While Marcus said the findings did not mean developments in AI deep learning were dead, he argued, “LLMs are just one form of deep learning, and maybe others —especially those that play nicer with symbols — will eventually thrive.”

_{Researchers at Apple found advanced AI reasoning models suffered from 'complete accuracy collapse' when confronted with complex puzzles. Image: Apple}

OpenAI CEO says humanity getting ‘close to’ superintelligence

Sam Altman, CEO of OpenAI, said he still thought humanity was “close to building digital superintelligence” as AI reasoning improved, which would see the technology become more intelligent than humans — the next potential step after AGI.

Writing in a blog post on Wednesday, Altman said while 2025 has seen more widespread use of AI agents which can carry out multi-step tasks, 2026 would “likely see the arrival of systems that can figure out novel insights” and 2027 “may see the arrival of robots that can do tasks in the real world”.

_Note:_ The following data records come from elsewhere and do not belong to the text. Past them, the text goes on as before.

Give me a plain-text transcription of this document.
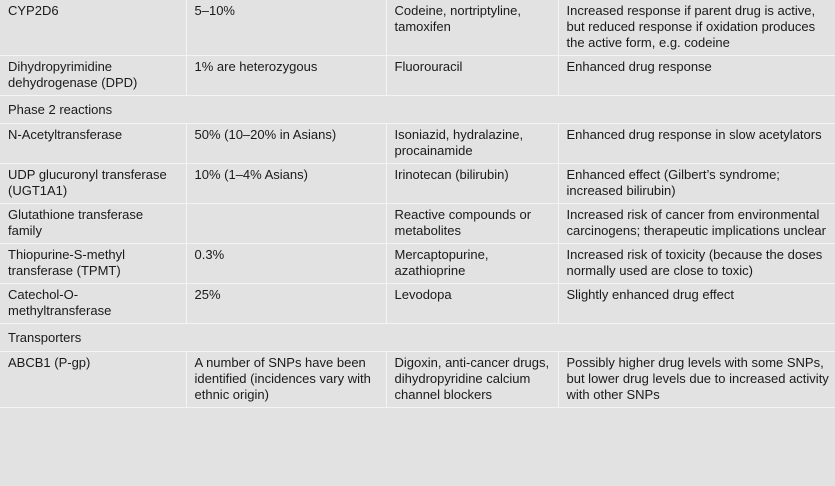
CYP2D6	5–10%	Codeine, nortriptyline, tamoxifen	Increased response if parent drug is active, but reduced response if oxidation produces the active form, e.g. codeine
Dihydropyrimidine dehydrogenase (DPD)	1% are heterozygous	Fluorouracil	Enhanced drug response
Phase 2 reactions			
N-Acetyltransferase	50% (10–20% in Asians)	Isoniazid, hydralazine, procainamide	Enhanced drug response in slow acetylators
UDP glucuronyl transferase (UGT1A1)	10% (1–4% Asians)	Irinotecan (bilirubin)	Enhanced effect (Gilbert’s syndrome; increased bilirubin)
Glutathione transferase family		Reactive compounds or metabolites	Increased risk of cancer from environmental carcinogens; therapeutic implications unclear
Thiopurine-S-methyl transferase (TPMT)	0.3%	Mercaptopurine, azathioprine	Increased risk of toxicity (because the doses normally used are close to toxic)
Catechol-O-methyltransferase	25%	Levodopa	Slightly enhanced drug effect
Transporters			
ABCB1 (P-gp)	A number of SNPs have been identified (incidences vary with ethnic origin)	Digoxin, anti-cancer drugs, dihydropyridine calcium channel blockers	Possibly higher drug levels with some SNPs, but lower drug levels due to increased activity with other SNPs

Altman, an AI optimist whose company is working on a line of AI consumer products with Apple's former design chief, also suggested the 2030s would be “wildly different from any time that has come before”.

“We do not know how far beyond human-level intelligence we can go, but we are about to find out,” he wrote.

“… If we told you back in 2020 we were going to be where we are today, it probably sounded more crazy than our current predictions about 2030.”

Altman’s latest post came amid multiple reports that social media giant Meta was preparing to launch a new AI lab which aimed to develop superintelligence.

The company has reportedly agreed to take a large stake in data labelling firm Scale AI, with its 28-year-old CEO Alexandr Wang expected to take a top position inside Meta.